Aurora Pujol Onofre

Aurora Pujol Onofre

Institut d'Investigació Biomèdica de Bellvitge

Life & Medical Sciences

Dr Aurora Pujol received her MD from the Autonomous University of Barcelona and her PhD at the University of Heidelberg/ German Cancer Research Center. She trained in Human Genetics at the IGBMC, Strasbourg, generating and characterizing mouse models for a rare neurometabolic disorder, adrenoleukodystrophy (X-ALD), combined with residency in Medical Genetics. In 2005, she became Director of the Neurometabolic Diseases Lab at IDIBELL/ICREA. She is also board certified in Clinical Genomics by the American Board of Genetics and Genomics at the NIH, USA. Her lab is a member of the Spanish Network of Rare Diseases CIBERER, and the Undiagnosed Diseases International Network of NIH (UDNI). Dr Pujol serves at prestigious Editorial Boards, patients associations, the European Society of Human Genetics scientific committee, and is an international key opinion leader for brain white matter diseases and genomic medicine.

Research interests

Our mission  is to improve disease management of rare brain disorders through precision medicine.

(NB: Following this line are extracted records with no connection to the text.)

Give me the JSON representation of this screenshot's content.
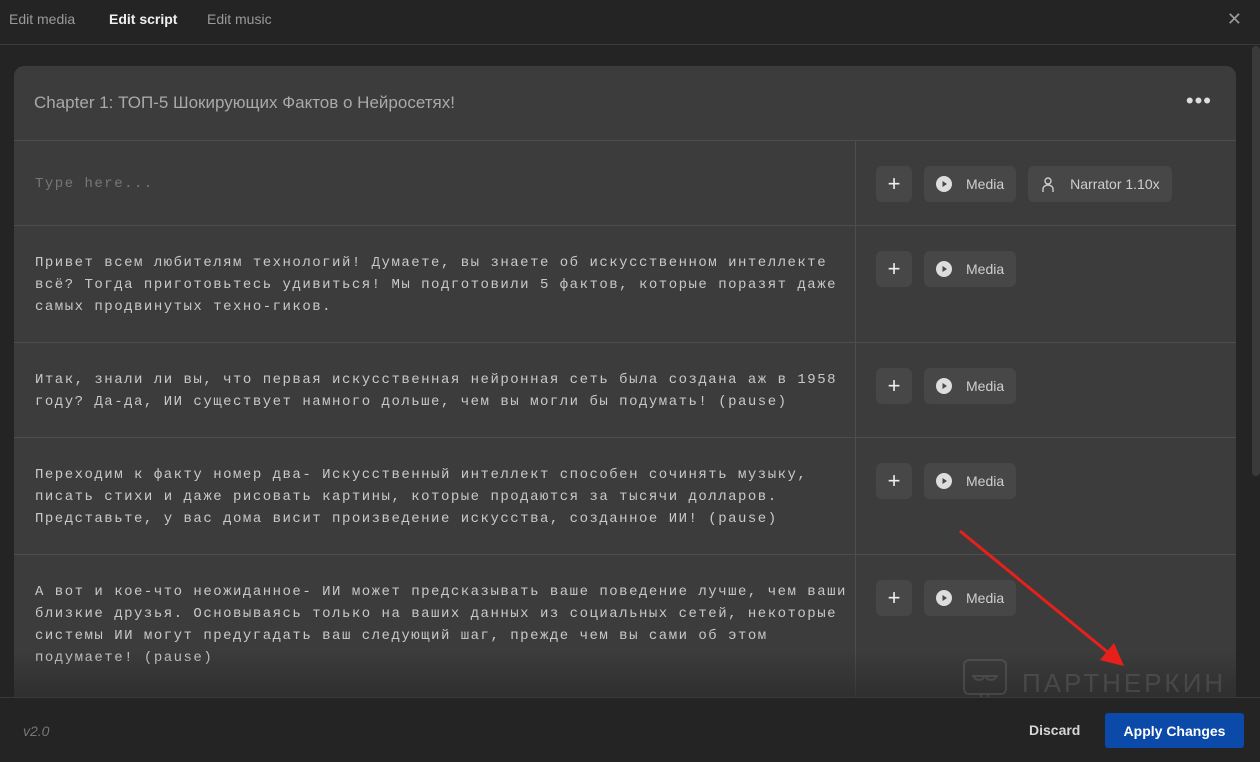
{
  "tabs": [
    "Edit media",
    "Edit script",
    "Edit music"
  ],
  "chapter_title": "Chapter 1: ТОП-5 Шокирующих Фактов о Нейросетях!",
  "placeholder": "Type here...",
  "media_label": "Media",
  "narrator_label": "Narrator 1.10x",
  "paragraphs": [
    "Привет всем любителям технологий! Думаете, вы знаете об искусственном интеллекте всё? Тогда приготовьтесь удивиться! Мы подготовили 5 фактов, которые поразят даже самых продвинутых техно-гиков.",
    "Итак, знали ли вы, что первая искусственная нейронная сеть была создана аж в 1958 году? Да-да, ИИ существует намного дольше, чем вы могли бы подумать! (pause)",
    "Переходим к факту номер два- Искусственный интеллект способен сочинять музыку, писать стихи и даже рисовать картины, которые продаются за тысячи долларов. Представьте, у вас дома висит произведение искусства, созданное ИИ! (pause)",
    "А вот и кое-что неожиданное- ИИ может предсказывать ваше поведение лучше, чем ваши близкие друзья. Основываясь только на ваших данных из социальных сетей, некоторые системы ИИ могут предугадать ваш следующий шаг, прежде чем вы сами об этом подумаете! (pause)"
  ],
  "footer": {
    "version": "v2.0",
    "discard": "Discard",
    "apply": "Apply Changes"
  },
  "watermark": "ПАРТНЕРКИН",
  "colors": {
    "accent": "#0b4aa8",
    "annotation_arrow": "#e8201c"
  }
}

This spans the whole spectrum from genomic diagnosis to disease-modifying treatments. A first research line revolves around adrenoleukodystrophy (ALD),  made popular by the movie "Lorenzo's Oil". We are integrating multiomic approaches to gain insights into pathomechanisms  for drug target and biomarker identification. These involve the control of redox, metabolic and mitochondrial homeostasis. Preclinical tests using mouse models for ALD  yielded four licensed patents, four phase II/III clinical trials, and four Orphan Drug Designations. Currently, a phase II-III against placebo clinical trial is funded by the Spanish National Institutes of Health. A second research line applies clinical and functional genomics, including development of computational algorithms, for solving undiagnosed cases of brain rare disorders and expanding scientific knowledge by discovering novel genetic causes of brain malfunction. 

Selected publications

- Lee D, Le Pen J, Yatim A, (65 authors), Pujol A, Silverman RH, Zhang SY & Casanova JL 2023,"Inborn errors of OAS-RNase L in SARS-CoV-2-related multisystem inflammatory syndrome in children", Science, Vol 379, Issue 6632.

 

- Planas-Serra L, Launay N, Goicoechea L, et al. 2023, 'Sphingolipid desaturase DEGS1 is essential for mitochondria-associated membrane integrity', Journal Of Clinical Investigation, 133, 10, e162957.
- Launay N, Ruiz M, Planas-Serra L, et al. 2023, 'RINT1 deficiency disrupts lipid metabolism and underlies a complex hereditary spastic paraplegia', Journal Of Clinical Investigation, 133, 14, e162836.
- Schlüter A, Vélez-Santamaría V, Verdura E, et al. 2023, 'ClinPrior: an algorithm for diagnosis and novel gene discovery by network-based prioritization', Genome Medicine, 15, 1, 68 - 68.